而这样的思维,经过祖祖辈辈的不断反复和加强,现在几乎已经成为了很多农户的本能,哪怕此刻刘壮已经为一家人规划好了日后的去向——先去万州,去万州就能找到饭辙,倘若万州也被卷入战事之中,那大不了合全家之力,出三峡去两湖道立足,他在万州这两年来,接触到的新东西很多,多到足够给他烙下了新的烙印:买活军亲自统领的地方,必然是好的,肯下力的人一定能找到活干,也不存在迁移了不好立足的事情,买活军治理下的土地,迁移是家常便饭,实在不行,甚至可以壮着胆子下南洋去闯一闯!

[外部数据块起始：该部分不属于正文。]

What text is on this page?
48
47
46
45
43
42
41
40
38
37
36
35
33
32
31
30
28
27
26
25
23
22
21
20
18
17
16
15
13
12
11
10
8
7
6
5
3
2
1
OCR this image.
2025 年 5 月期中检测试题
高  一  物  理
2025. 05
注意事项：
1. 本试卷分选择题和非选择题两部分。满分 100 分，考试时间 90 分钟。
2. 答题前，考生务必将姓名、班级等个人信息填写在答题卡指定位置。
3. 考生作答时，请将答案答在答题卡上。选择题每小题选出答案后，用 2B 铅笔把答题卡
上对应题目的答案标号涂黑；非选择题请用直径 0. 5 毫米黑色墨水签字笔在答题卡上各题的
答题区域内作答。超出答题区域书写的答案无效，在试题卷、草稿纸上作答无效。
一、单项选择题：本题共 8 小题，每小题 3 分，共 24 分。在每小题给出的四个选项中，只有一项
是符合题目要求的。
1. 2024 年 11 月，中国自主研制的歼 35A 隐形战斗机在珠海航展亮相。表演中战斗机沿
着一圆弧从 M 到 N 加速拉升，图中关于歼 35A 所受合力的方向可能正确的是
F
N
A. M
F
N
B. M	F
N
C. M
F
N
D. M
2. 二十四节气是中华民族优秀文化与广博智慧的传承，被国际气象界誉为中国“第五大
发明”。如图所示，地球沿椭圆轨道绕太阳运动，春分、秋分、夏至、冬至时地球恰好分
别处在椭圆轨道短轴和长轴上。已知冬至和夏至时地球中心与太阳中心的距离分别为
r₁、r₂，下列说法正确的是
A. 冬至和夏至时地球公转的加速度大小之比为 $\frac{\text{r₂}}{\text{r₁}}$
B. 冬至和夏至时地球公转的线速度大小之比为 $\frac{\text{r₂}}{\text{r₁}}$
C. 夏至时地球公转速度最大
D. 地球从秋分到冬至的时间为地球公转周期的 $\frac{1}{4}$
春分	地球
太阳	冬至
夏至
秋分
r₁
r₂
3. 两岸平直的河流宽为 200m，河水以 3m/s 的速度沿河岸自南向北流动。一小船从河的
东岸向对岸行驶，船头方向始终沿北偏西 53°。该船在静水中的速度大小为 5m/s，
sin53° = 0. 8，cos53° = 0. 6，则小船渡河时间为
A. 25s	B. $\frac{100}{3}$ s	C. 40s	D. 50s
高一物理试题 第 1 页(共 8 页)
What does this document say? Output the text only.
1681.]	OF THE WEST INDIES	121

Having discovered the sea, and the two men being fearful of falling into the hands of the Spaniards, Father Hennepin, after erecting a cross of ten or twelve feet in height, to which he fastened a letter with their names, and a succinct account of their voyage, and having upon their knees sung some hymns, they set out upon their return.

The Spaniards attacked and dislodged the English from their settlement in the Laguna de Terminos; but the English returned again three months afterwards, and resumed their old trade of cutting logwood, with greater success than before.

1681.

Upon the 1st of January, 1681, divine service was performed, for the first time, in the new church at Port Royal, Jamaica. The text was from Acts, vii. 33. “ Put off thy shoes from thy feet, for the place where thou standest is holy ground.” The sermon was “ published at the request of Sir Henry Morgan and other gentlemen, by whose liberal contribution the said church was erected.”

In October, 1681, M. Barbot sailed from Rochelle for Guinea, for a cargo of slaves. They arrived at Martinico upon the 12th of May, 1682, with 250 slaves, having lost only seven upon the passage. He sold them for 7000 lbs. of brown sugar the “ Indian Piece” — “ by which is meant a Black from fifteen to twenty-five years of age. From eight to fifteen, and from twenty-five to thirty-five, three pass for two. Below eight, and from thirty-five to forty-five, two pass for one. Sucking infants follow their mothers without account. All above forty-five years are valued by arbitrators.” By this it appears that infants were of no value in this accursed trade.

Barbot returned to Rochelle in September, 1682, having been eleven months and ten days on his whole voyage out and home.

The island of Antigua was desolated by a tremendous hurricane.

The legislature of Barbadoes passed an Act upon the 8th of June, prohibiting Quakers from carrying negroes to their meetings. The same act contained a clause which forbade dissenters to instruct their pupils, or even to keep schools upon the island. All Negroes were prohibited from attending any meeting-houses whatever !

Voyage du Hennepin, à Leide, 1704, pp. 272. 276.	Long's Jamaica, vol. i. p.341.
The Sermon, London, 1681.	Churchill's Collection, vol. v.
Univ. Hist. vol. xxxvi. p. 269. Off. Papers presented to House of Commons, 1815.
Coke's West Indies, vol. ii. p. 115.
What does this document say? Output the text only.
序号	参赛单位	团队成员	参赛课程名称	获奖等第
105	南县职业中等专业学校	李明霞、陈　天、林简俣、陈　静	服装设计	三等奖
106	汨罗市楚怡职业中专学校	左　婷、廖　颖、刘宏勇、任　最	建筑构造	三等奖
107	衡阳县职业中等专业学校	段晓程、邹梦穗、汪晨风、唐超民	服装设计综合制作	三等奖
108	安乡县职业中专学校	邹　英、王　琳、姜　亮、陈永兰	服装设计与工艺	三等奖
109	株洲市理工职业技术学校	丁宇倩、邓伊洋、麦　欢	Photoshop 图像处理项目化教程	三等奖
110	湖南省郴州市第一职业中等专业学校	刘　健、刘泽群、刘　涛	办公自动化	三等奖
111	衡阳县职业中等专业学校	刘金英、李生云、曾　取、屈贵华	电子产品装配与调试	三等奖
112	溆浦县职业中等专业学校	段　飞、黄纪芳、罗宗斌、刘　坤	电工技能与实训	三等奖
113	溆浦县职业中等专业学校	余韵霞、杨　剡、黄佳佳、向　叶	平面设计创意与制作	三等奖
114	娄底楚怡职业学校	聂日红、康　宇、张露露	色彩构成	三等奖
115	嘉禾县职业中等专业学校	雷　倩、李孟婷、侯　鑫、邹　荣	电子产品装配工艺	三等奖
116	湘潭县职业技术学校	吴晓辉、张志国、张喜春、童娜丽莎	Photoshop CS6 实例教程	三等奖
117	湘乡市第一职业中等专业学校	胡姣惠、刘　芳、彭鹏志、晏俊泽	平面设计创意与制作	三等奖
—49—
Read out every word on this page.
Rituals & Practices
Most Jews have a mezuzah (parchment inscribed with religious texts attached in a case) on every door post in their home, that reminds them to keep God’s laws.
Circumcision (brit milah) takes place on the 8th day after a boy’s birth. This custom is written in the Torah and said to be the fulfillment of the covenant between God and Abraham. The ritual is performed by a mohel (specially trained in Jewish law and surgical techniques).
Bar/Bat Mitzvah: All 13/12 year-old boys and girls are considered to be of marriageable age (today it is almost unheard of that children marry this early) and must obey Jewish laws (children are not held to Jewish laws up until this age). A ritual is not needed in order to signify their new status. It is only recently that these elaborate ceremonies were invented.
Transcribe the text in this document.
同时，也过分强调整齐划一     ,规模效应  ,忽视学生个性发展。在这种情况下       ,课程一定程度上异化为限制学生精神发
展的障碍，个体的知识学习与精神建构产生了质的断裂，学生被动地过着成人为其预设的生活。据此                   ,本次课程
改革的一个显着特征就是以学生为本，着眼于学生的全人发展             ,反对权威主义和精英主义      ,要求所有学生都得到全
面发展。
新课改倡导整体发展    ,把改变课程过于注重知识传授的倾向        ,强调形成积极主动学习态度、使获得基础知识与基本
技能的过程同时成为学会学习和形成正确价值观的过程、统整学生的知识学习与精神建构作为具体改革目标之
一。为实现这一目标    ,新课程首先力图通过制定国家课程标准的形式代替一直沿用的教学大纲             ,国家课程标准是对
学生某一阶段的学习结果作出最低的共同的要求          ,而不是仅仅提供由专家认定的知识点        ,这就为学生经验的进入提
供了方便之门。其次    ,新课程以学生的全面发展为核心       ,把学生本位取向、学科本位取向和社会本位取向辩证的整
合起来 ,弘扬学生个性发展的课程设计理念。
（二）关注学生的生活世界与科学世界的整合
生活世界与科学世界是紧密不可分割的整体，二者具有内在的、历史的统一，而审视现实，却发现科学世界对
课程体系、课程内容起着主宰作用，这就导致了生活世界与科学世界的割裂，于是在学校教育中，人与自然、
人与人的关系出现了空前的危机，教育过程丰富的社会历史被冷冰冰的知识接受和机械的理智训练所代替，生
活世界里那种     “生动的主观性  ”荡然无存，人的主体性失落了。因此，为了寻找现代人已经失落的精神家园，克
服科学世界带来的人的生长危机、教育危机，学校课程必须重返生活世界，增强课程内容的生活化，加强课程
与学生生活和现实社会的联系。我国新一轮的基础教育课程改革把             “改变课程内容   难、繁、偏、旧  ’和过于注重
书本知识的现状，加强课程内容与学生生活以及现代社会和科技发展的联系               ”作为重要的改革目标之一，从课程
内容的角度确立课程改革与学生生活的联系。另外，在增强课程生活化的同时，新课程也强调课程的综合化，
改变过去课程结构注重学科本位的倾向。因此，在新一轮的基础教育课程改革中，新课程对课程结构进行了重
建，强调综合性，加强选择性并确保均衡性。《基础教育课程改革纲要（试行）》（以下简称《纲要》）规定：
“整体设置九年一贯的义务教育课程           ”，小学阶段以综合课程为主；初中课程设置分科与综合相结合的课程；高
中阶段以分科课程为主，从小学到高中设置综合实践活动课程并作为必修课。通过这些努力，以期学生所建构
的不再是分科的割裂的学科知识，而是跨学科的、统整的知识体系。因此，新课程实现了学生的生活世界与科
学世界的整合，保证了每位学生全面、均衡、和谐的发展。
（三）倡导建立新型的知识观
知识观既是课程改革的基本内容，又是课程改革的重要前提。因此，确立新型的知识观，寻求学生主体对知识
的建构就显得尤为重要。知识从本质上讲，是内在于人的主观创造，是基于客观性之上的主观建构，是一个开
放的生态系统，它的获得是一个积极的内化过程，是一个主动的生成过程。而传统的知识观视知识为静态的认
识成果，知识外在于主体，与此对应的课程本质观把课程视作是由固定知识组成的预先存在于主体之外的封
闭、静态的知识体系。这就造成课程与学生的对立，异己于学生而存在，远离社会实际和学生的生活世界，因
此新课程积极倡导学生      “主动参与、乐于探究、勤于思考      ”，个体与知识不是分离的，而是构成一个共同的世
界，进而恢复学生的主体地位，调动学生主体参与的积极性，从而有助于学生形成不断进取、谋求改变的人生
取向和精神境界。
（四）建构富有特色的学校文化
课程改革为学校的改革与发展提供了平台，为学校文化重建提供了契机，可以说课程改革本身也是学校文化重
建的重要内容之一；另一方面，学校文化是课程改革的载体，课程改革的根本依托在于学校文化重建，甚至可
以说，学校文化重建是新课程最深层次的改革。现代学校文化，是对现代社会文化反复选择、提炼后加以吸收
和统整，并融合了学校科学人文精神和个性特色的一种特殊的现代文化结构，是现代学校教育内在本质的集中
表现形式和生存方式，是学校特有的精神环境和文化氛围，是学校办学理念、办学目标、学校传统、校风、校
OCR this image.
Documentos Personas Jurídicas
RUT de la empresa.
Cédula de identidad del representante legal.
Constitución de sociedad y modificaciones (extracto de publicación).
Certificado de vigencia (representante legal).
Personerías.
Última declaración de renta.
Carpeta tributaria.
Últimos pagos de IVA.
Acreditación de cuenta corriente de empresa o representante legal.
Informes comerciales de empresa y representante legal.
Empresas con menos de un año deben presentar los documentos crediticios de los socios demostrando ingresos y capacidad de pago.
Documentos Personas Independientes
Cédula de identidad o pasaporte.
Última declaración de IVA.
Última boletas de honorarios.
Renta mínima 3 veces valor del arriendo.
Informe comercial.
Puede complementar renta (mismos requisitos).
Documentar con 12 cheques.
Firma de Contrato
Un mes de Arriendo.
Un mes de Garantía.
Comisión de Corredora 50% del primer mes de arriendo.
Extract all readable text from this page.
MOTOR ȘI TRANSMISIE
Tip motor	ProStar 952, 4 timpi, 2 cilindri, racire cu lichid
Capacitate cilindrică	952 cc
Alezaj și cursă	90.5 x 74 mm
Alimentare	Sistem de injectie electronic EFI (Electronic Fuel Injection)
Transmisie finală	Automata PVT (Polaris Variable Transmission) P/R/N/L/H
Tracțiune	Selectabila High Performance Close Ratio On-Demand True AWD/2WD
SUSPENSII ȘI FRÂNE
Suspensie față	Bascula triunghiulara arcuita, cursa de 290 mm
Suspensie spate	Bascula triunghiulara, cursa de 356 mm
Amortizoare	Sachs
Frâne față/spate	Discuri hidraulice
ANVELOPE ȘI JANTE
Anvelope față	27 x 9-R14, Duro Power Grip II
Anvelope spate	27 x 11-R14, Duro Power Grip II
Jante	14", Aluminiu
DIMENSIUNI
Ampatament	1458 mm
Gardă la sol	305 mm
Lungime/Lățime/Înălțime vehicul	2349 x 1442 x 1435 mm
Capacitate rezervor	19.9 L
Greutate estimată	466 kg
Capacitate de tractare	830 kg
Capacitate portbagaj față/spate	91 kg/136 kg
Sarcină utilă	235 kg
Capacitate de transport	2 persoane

然而,即便他已经有了这样的想法,也有充足的时间,想要说服一家人仍然并非易事,至于说,说服一村人,那就更是痴心妄想了。更别提现在,他还没说出自己的设想,抓壮丁的人就已经来了——就算他已经先示了警,可刘三伯都没能反应得过来,更别说家里其余亲戚了,刘壮急得跺脚,这时候也顾不上别的了,冲到院子里,一把拿住了二哥的手,“走吧!还想成亲么!”
他二哥人也是懵的,恍惚间被刘壮拉着,跑到村口深处破土地庙里,那里有一口枯井,上头盖了柴禾,防着小孩儿掉进去,刘壮把柴禾掀开一个小角,“下去!”